In the developing neural tube, precursors at defined positions along the dorsal-ventral axis respond to Sonic hedgehog (Shh) secreted from the notocord and floorplate and elaborate distinct neurons identified by homeodomain protein expression. Oligodendrocyte lineage genes (Olig1/2) that encode a novel class of bHLH proteins are expressed in the oligodendrocyte lineage in the CNS. Moreover, their early expression is regulated by Shh in a dosage-dependent manner, suggesting that Olig genes may play roles in pattern formation and neuronal and/or glial cell fate determination. To study possible Olig functions during development, we analyzed endogenous Olig1/2 expression and found that Olig genes were initially expressed in the mouse spinal cord as early as 8.5 dpc and that expression at 11.5 dpc occurred in a restricted domain. Olig expression overlaps Nkx2.2 expression, where V3 interneurons (INs) are generated.

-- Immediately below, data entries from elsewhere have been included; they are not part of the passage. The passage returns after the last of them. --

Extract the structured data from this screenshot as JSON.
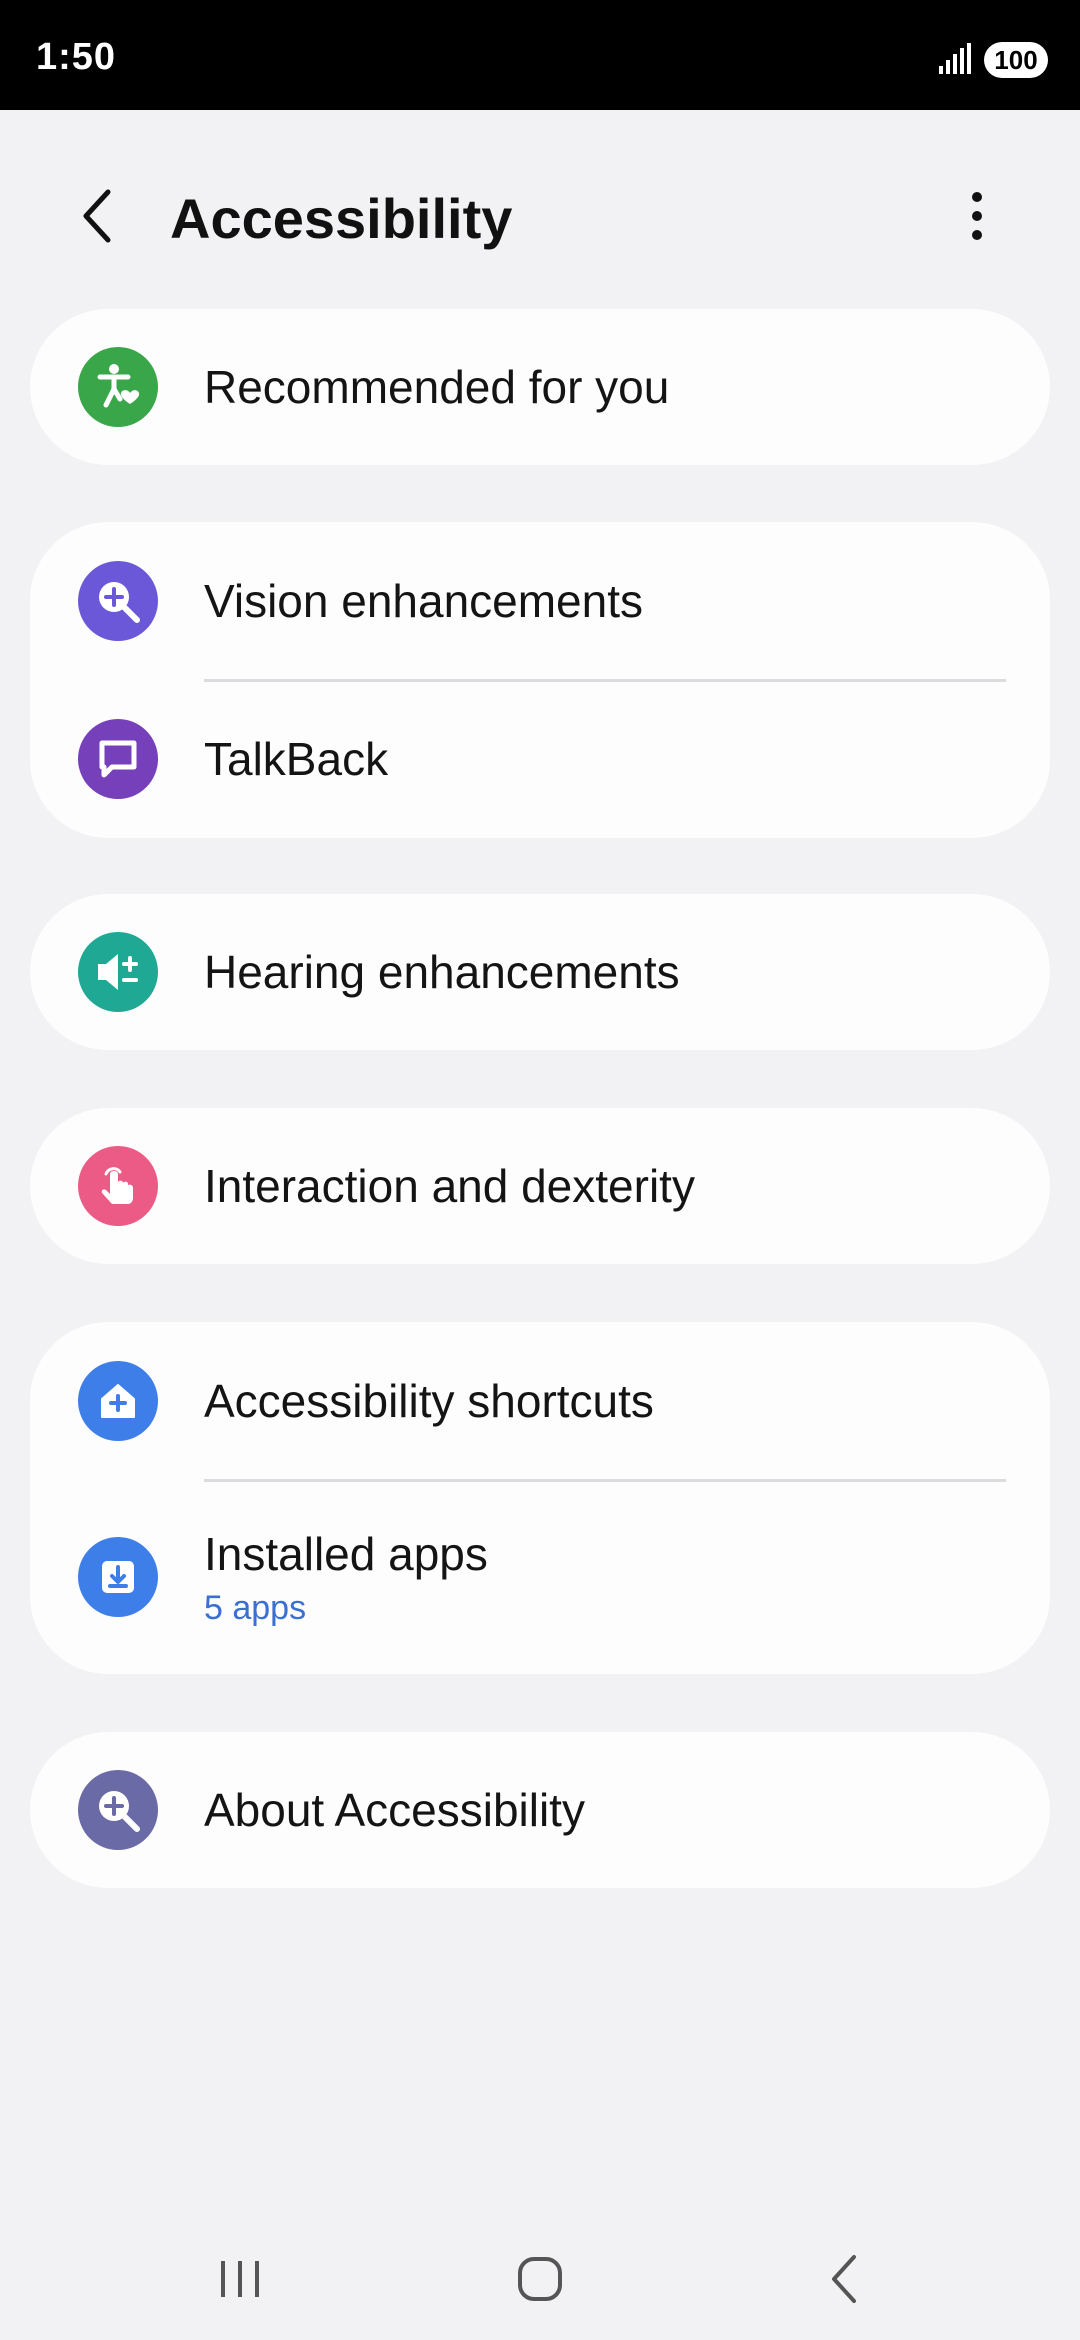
{
  "status_bar": {
    "time": "1:50",
    "battery": "100"
  },
  "header": {
    "title": "Accessibility"
  },
  "cards": [
    {
      "items": [
        {
          "label": "Recommended for you",
          "icon": "accessibility-heart-icon",
          "color": "#3aa64a"
        }
      ]
    },
    {
      "items": [
        {
          "label": "Vision enhancements",
          "icon": "magnifier-plus-icon",
          "color": "#6b58d9"
        },
        {
          "label": "TalkBack",
          "icon": "speech-bubble-icon",
          "color": "#7540b9"
        }
      ]
    },
    {
      "items": [
        {
          "label": "Hearing enhancements",
          "icon": "speaker-plusminus-icon",
          "color": "#1fa894"
        }
      ]
    },
    {
      "items": [
        {
          "label": "Interaction and dexterity",
          "icon": "tap-hand-icon",
          "color": "#ec5b85"
        }
      ]
    },
    {
      "items": [
        {
          "label": "Accessibility shortcuts",
          "icon": "home-plus-icon",
          "color": "#3d7ee9"
        },
        {
          "label": "Installed apps",
          "sub": "5 apps",
          "icon": "download-box-icon",
          "color": "#3d7ee9"
        }
      ]
    },
    {
      "items": [
        {
          "label": "About Accessibility",
          "icon": "magnifier-plus-icon",
          "color": "#6a6aa6"
        }
      ]
    }
  ]
}
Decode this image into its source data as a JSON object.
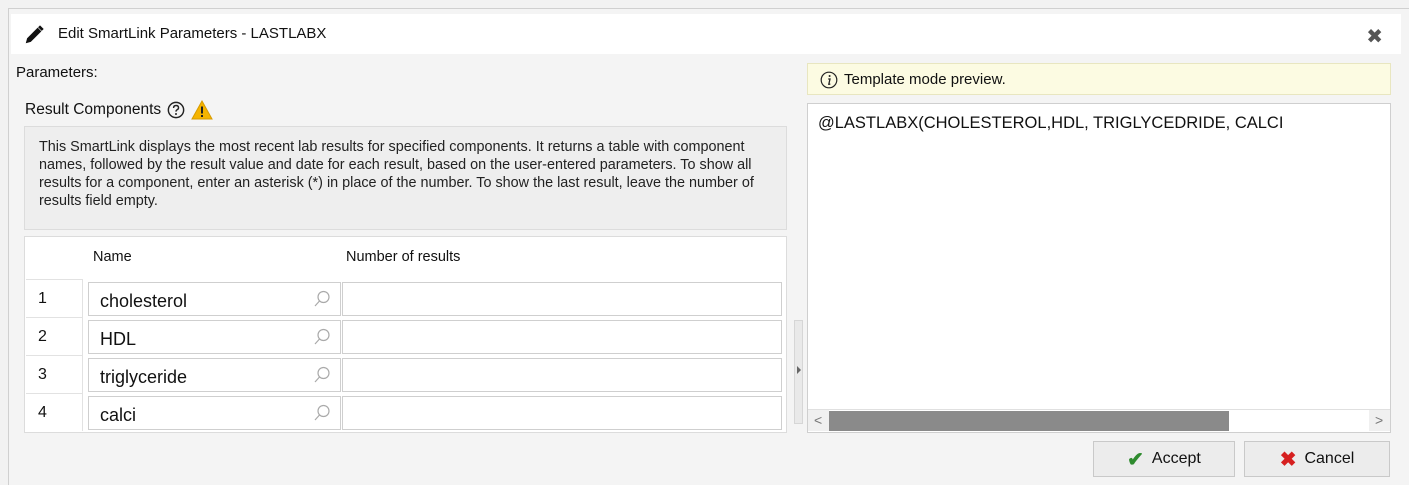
{
  "dialog": {
    "title": "Edit SmartLink Parameters - LASTLABX",
    "close_glyph": "✖"
  },
  "params": {
    "label": "Parameters:",
    "result_components_label": "Result Components",
    "description": "This SmartLink displays the most recent lab results for specified components. It returns a table with component names, followed by the result value and date for each result, based on the user-entered parameters. To show all results for a component, enter an asterisk (*) in place of the number. To show the last result, leave the number of results field empty.",
    "table": {
      "headers": {
        "name": "Name",
        "number": "Number of results"
      },
      "rows": [
        {
          "num": "1",
          "name": "cholesterol",
          "number_of_results": ""
        },
        {
          "num": "2",
          "name": "HDL",
          "number_of_results": ""
        },
        {
          "num": "3",
          "name": "triglyceride",
          "number_of_results": ""
        },
        {
          "num": "4",
          "name": "calci",
          "number_of_results": ""
        }
      ]
    }
  },
  "preview": {
    "banner": "Template mode preview.",
    "text": "@LASTLABX(CHOLESTEROL,HDL, TRIGLYCEDRIDE, CALCI",
    "scroll_fraction": 0.74
  },
  "footer": {
    "accept_label": "Accept",
    "cancel_label": "Cancel"
  },
  "icons": {
    "title": "pencil-icon",
    "help": "help-icon",
    "warning": "warning-icon",
    "info": "info-icon",
    "lookup": "magnifier-icon"
  },
  "colors": {
    "warning": "#f5b400",
    "accept": "#2e8b2e",
    "cancel": "#d62020",
    "banner_bg": "#fcfbe2"
  }
}
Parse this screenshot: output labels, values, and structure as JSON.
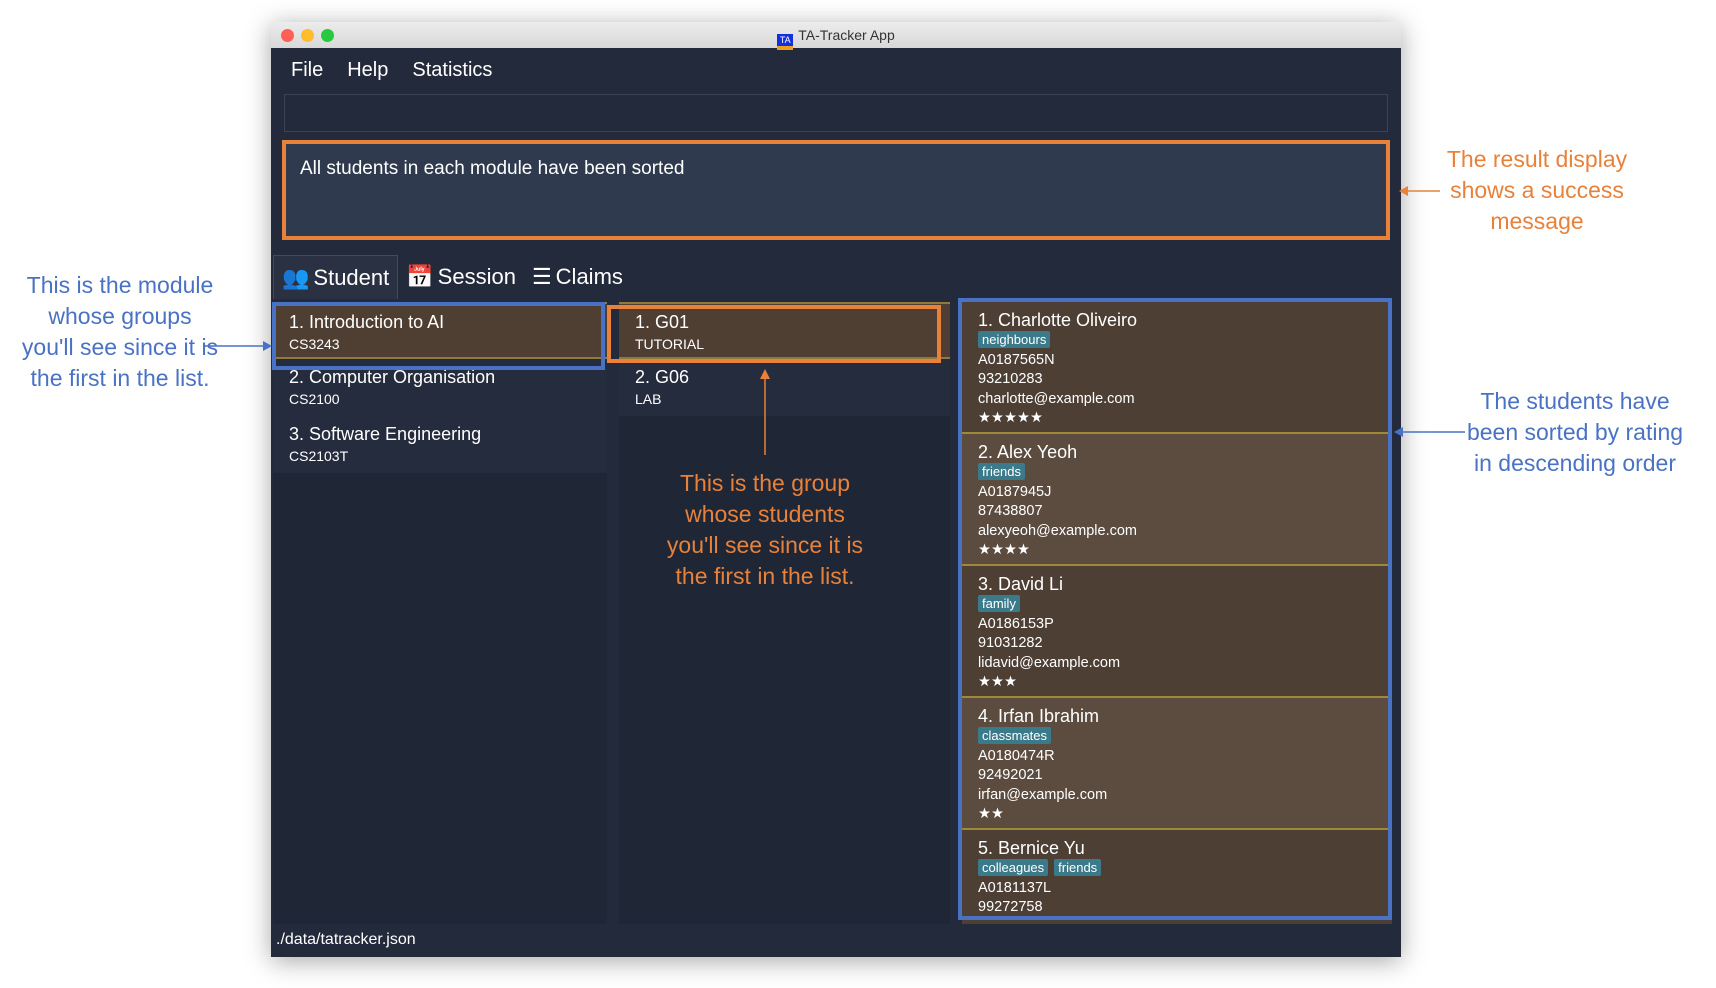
{
  "window": {
    "title": "TA-Tracker App",
    "icon_text": "TA"
  },
  "menu": [
    "File",
    "Help",
    "Statistics"
  ],
  "command_box": {
    "value": "",
    "placeholder": ""
  },
  "result_display": "All students in each module have been sorted",
  "tabs": [
    {
      "label": "Student",
      "icon": "users-icon"
    },
    {
      "label": "Session",
      "icon": "calendar-clock-icon"
    },
    {
      "label": "Claims",
      "icon": "list-icon"
    }
  ],
  "modules": [
    {
      "name": "1.  Introduction to AI",
      "code": "CS3243"
    },
    {
      "name": "2.  Computer Organisation",
      "code": "CS2100"
    },
    {
      "name": "3.  Software Engineering",
      "code": "CS2103T"
    }
  ],
  "groups": [
    {
      "name": "1.  G01",
      "type": "TUTORIAL"
    },
    {
      "name": "2.  G06",
      "type": "LAB"
    }
  ],
  "students": [
    {
      "name": "1.  Charlotte Oliveiro",
      "tags": [
        "neighbours"
      ],
      "id": "A0187565N",
      "phone": "93210283",
      "email": "charlotte@example.com",
      "rating": "★★★★★"
    },
    {
      "name": "2.  Alex Yeoh",
      "tags": [
        "friends"
      ],
      "id": "A0187945J",
      "phone": "87438807",
      "email": "alexyeoh@example.com",
      "rating": "★★★★"
    },
    {
      "name": "3.  David Li",
      "tags": [
        "family"
      ],
      "id": "A0186153P",
      "phone": "91031282",
      "email": "lidavid@example.com",
      "rating": "★★★"
    },
    {
      "name": "4.  Irfan Ibrahim",
      "tags": [
        "classmates"
      ],
      "id": "A0180474R",
      "phone": "92492021",
      "email": "irfan@example.com",
      "rating": "★★"
    },
    {
      "name": "5.  Bernice Yu",
      "tags": [
        "colleagues",
        "friends"
      ],
      "id": "A0181137L",
      "phone": "99272758",
      "email": "",
      "rating": ""
    }
  ],
  "status_bar": "./data/tatracker.json",
  "annotations": {
    "module": "This is the module whose groups you'll see since it is the first in the list.",
    "result": "The result display shows a success message",
    "group": "This is the group whose students you'll see since it is the first in the list.",
    "students": "The students have been sorted by rating in descending order"
  },
  "colors": {
    "orange": "#e8813a",
    "blue": "#4a72c4",
    "background": "#232a3b",
    "selected": "#4f3f33",
    "tag": "#3b7a8a"
  }
}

We next generated transgenic mice that ectopically express Olig1 in the ventricular zone under control of the Hoxb4 enhancer. Global disruption of pattern was not observed by analysis of markers for neural precursors (NPs), motor neurons, and V2 INs. In contrast, misexpression Oligl evidently is detrimental to production of V3 INs, as Sim1-expressing cells were absent in these transgenic mice. Moreover, increased levels of cell death were observed. These data suggest that Olig genes may antagonize the development of certain neuronal subtypes and may refine pattern formation in NPs of the ventral neural tube.